Vom Hörsaal in die Praxis: In der «Medical Summer School» konnten Medizinstudenten zum Beispiel üben, wie man eine Wunde fachgerecht näht. Alex Spichale

ALEX SPICHALE

Es gab eine Zeit, da war «Ärzteschwemme» ein gängiger Begriff, die Konkurrenz unter jungen Medizinern war gross und nach dem Studium malochten junge Assistenzärzte 75 Stunden in der Woche. Heute spricht man von Ärztemangel, durch die bevorstehende Umsetzung der Masseneinwanderungsinitiative noch verschärft, mit den Arbeitsbedingungen nicht klarkommende Ärzte steigen wieder aus dem Beruf aus, man muss sich um Nachwuchs bemühen, um den Bedarf für die medizinische Versorgung decken zu können.

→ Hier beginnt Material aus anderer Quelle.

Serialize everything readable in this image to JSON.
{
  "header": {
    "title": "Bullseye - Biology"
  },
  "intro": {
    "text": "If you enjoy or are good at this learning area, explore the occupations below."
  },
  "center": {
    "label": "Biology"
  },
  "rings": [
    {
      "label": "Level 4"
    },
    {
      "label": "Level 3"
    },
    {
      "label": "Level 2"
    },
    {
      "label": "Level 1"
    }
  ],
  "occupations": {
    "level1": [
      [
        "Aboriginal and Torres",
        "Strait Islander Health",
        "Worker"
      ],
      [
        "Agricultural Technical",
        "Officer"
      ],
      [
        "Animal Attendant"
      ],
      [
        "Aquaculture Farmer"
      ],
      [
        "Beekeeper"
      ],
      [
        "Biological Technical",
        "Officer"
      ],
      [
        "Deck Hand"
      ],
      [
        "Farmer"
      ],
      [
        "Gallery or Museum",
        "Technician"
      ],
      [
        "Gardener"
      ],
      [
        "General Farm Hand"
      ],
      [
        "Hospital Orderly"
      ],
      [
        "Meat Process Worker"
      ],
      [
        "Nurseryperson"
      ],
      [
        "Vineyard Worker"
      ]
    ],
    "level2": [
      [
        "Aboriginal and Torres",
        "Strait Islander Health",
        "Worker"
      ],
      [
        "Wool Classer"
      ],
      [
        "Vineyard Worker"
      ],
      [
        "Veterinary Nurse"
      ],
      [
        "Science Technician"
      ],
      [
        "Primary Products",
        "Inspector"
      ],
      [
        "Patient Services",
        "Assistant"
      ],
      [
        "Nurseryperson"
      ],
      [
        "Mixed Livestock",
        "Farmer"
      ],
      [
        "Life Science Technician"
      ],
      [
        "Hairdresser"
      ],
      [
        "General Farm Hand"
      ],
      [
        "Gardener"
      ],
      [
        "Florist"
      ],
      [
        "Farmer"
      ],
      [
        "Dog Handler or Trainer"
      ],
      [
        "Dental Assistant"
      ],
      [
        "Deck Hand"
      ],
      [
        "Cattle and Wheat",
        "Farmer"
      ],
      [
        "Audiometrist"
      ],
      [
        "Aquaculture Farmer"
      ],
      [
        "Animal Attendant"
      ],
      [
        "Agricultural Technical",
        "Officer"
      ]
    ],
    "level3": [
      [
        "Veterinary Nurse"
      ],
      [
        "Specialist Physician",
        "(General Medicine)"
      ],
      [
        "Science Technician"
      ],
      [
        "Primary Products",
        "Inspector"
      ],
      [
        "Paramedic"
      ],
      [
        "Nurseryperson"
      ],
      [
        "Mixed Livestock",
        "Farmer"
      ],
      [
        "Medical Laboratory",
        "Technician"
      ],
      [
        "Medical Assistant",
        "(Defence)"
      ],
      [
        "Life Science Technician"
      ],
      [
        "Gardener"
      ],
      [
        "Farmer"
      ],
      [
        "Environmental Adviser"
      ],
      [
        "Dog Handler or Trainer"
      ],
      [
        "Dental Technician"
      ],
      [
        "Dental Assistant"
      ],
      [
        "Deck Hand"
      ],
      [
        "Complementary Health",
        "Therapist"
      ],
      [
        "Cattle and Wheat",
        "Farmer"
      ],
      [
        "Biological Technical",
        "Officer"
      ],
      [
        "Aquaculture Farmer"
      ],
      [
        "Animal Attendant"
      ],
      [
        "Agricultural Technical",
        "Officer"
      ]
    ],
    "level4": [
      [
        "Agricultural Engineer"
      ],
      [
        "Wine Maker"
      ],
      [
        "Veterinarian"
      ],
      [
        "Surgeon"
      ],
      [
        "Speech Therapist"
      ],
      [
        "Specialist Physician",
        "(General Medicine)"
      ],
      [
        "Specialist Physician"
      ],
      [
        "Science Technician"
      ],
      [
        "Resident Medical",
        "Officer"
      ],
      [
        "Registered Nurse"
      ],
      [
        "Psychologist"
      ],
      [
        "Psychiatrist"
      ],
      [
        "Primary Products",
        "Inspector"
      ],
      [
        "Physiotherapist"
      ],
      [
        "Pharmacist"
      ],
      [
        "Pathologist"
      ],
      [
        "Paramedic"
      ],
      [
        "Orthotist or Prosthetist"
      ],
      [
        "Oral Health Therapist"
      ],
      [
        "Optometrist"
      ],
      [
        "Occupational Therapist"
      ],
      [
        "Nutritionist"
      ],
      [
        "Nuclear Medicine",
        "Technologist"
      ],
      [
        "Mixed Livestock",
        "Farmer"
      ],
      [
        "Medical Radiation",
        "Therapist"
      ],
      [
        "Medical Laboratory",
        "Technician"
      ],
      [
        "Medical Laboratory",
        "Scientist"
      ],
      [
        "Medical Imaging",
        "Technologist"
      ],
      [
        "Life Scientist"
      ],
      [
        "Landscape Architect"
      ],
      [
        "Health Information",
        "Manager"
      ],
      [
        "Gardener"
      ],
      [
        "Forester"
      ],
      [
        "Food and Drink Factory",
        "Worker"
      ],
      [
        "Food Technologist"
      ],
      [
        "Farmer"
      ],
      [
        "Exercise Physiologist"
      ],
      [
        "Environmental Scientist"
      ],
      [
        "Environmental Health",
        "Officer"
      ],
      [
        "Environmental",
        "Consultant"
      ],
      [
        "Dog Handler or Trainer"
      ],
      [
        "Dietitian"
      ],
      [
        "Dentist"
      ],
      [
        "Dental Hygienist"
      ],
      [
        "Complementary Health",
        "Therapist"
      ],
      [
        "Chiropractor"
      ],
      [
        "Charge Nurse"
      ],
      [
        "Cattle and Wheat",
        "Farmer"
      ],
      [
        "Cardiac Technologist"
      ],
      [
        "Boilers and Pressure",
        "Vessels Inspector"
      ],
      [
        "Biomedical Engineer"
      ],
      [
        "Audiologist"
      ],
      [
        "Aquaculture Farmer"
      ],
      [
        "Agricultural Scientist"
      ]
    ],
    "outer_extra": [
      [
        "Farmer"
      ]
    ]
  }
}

Dies ist mit ein nicht uneigennütziger Grund, weshalb das Kantonsspital Aarau die «Medical Summer School» ins Leben gerufen hat. Es war diese Woche das zweite Mal, dass Medizinstudenten ab dem dritten Semester, die meisten aber schon fortgeschrittener, in Aarau während zweier Tage ein Einblick in die Spitalpraxis ermöglicht wurde: mit Vorträgen zu verschiedenen Aspekten des Arztberufs, aber auch mit praktischen Workshops wie «Chirurgische Nahttechniken». Das Kantonspital Aarau wolle auf sich aufmerksam machen, darauf sei man zur ausreichenden Rekrutierung von Mediziner-Nachwuchs angewiesen, sagt CEO Robert Rhiner, der die «Summer School» ins Leben gerufen hat. Das Angebot scheint auch anzukommen und einem Bedürfnis zu entsprechen.

Wie schon im letzten Jahr hatten sich wieder rund 80 Studenten und Studentinnen für die zwei Schnuppertage in Aarau angemeldet. Tipps, Tricks und Informationen, die man so an der Uni oft vergebens sucht, waren ihnen versprochen worden. Und der eine oder die andere dürfte vielleicht schon etwas gestaunt haben, wenn ihnen der Leitende Arzt Philipp Schütz erklärte: «Die Hälfte von dem, was ihr lernt, ist falsch. Glaubt nicht alles, was im Herold steht.» («Der Herold», Standard-Lehrbuch der Inneren Medizin.) Natürlich war damit nicht gemeint, dass an den Universitäten Unsinn gelehrt wird. Aber es ist in der Medizin nicht anders als in anderen Gebieten: Was heute Standard ist, kann morgen überholt sein. Unter dem Thema «Erfolgreich promovieren» war es ein Aufruf, sich zu wissenschaftlichem Ehrgeiz inspirieren zu lassen. «Es genauer wissen zu wollen, der Zweifel, das wird euch zu besseren Ärzten machen», so Schütz.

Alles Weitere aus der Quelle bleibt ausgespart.